Opinion

Dark moneyneeds light

Candidates for Governor of North Carolina Roy Cooper (D), left, and Gov. Pat McCrory (R) debate at WRAL studios in Raleigh on Oct. 18, 2016. Both McCrory and Cooper have had ‘dark money’ groups support their agendas.
Candidates for Governor of North Carolina Roy Cooper (D), left, and Gov. Pat McCrory (R) debate at WRAL studios in Raleigh on Oct. 18, 2016. Both McCrory and Cooper have had ‘dark money’ groups support their agendas. cseward@newsobserver.com

As a longtime politician, Gov. Roy Cooper is well-schooled in the power of symbolism. As a former attorney general, he also understands how generous contributors can unduly influence the legislative process. So why does the governor seems blithely ignorant to how it looks when he speaks to a dark money group, which helps it raise funds?

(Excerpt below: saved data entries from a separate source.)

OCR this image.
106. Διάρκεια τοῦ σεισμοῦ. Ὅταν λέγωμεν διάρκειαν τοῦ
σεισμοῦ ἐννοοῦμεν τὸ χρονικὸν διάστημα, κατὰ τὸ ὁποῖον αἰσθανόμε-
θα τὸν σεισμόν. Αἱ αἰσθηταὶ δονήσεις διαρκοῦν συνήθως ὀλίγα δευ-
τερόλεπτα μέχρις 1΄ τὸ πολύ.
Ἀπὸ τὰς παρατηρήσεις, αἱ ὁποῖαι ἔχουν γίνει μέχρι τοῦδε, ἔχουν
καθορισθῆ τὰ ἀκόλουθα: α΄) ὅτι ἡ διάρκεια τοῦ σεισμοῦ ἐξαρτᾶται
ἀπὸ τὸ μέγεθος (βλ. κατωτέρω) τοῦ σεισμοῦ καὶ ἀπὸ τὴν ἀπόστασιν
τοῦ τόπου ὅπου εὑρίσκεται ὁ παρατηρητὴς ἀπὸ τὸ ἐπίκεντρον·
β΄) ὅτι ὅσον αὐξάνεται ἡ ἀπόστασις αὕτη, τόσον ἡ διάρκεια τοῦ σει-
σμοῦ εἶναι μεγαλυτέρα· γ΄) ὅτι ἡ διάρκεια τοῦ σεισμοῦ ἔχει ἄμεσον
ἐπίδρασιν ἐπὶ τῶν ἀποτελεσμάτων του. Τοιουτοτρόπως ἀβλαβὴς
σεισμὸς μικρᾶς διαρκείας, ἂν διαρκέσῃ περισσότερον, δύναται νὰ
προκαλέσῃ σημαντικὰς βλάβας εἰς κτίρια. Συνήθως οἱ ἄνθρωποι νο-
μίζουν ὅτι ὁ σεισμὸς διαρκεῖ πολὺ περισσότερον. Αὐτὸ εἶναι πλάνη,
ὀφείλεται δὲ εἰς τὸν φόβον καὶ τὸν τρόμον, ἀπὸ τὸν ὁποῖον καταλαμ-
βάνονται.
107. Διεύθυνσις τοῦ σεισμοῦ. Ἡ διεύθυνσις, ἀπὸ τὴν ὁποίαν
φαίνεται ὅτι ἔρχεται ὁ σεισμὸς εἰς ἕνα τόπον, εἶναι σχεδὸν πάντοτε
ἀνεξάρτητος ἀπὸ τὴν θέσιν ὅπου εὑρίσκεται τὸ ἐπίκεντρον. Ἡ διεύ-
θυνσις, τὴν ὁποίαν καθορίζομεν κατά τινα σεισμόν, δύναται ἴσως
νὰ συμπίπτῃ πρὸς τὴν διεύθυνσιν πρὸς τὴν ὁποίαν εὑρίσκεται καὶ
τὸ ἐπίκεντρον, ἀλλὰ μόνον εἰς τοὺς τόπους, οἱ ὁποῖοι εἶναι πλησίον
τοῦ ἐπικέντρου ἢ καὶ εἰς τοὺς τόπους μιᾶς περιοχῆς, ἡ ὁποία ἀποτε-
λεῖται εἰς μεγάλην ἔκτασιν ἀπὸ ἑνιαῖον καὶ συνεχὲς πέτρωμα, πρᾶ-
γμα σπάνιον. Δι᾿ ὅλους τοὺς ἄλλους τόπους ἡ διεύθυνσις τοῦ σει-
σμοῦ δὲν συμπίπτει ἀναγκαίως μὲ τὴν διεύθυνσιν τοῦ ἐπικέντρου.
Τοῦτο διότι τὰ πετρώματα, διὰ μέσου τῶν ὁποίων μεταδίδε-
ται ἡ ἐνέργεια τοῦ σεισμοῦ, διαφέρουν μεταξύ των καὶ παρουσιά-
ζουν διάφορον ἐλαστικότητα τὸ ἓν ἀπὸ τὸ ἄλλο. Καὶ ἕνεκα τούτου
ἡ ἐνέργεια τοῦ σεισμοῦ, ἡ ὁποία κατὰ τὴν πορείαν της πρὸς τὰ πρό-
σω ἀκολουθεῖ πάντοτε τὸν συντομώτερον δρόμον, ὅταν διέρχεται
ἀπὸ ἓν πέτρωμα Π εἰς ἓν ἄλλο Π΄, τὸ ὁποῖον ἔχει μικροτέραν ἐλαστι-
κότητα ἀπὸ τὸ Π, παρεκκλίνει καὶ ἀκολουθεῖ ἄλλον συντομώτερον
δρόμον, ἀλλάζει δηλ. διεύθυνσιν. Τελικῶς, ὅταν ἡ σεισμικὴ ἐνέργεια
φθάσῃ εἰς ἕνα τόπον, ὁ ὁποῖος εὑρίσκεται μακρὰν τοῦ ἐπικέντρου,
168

Cooper, along with some cabinet members and senior staffers with Attorney General Josh Stein, attended a meeting in Pinehurst on June 30 sponsored by of group known as Moving North Carolina Forward. The group has a laudable agenda it describes as “supporting and advocating for policies that advance economic growth, strengthen public education and promote a welcoming, inclusive business environment – regardless of political party.”

That agenda dovetails, not coincidentally, with the agendas of Cooper and Stein and it’s understandable why Democratic officeholders would meet with such an advocacy group. But the problem is that Moving North Carolina Forward is a so-called 501(c)(4) group, a title referring to its status under the federal tax code. It can collect unlimited donations and is not required to disclose its donors. An invitation to a March event sponsored by the group suggested donations of $10,000 for “a supporter” and $100,000 for an “executive partner.”

These groups have become standard fare for governors. Governors get support for their agenda without having direct ties to the group. But these groups create a backdoor for corporations and wealthy individuals to make large, anonymous donations to a governor’s favored causes.

Cooper’s predecessor, Republican Gov. Pat McCrory, also was supported by a dark money group, The Foundation for North Carolina, which was later renamed Renew North Carolina. McCrory was cavalier about the appearance of conflict. When his approval ratings fell early in his tenure in 2013, the group spent $166,000 on a TV ad supporting him.

Bob Phillips, executive director of Common Cause North Carolina, said donations to groups supporting a governor’s agenda “should have transparency just to eliminate the perception that there isn’t some pay-for-play activity.”

Such groups as Renew North Carolina and Moving North Carolina Forward are perfectly legal, but they are not perfectly healthy. Democracy requires transparency and these groups offer cover. If the Cooper and Stein wish to participate in events sponsored by a dark money group they should request that the group voluntarily make all its donors and their donations public.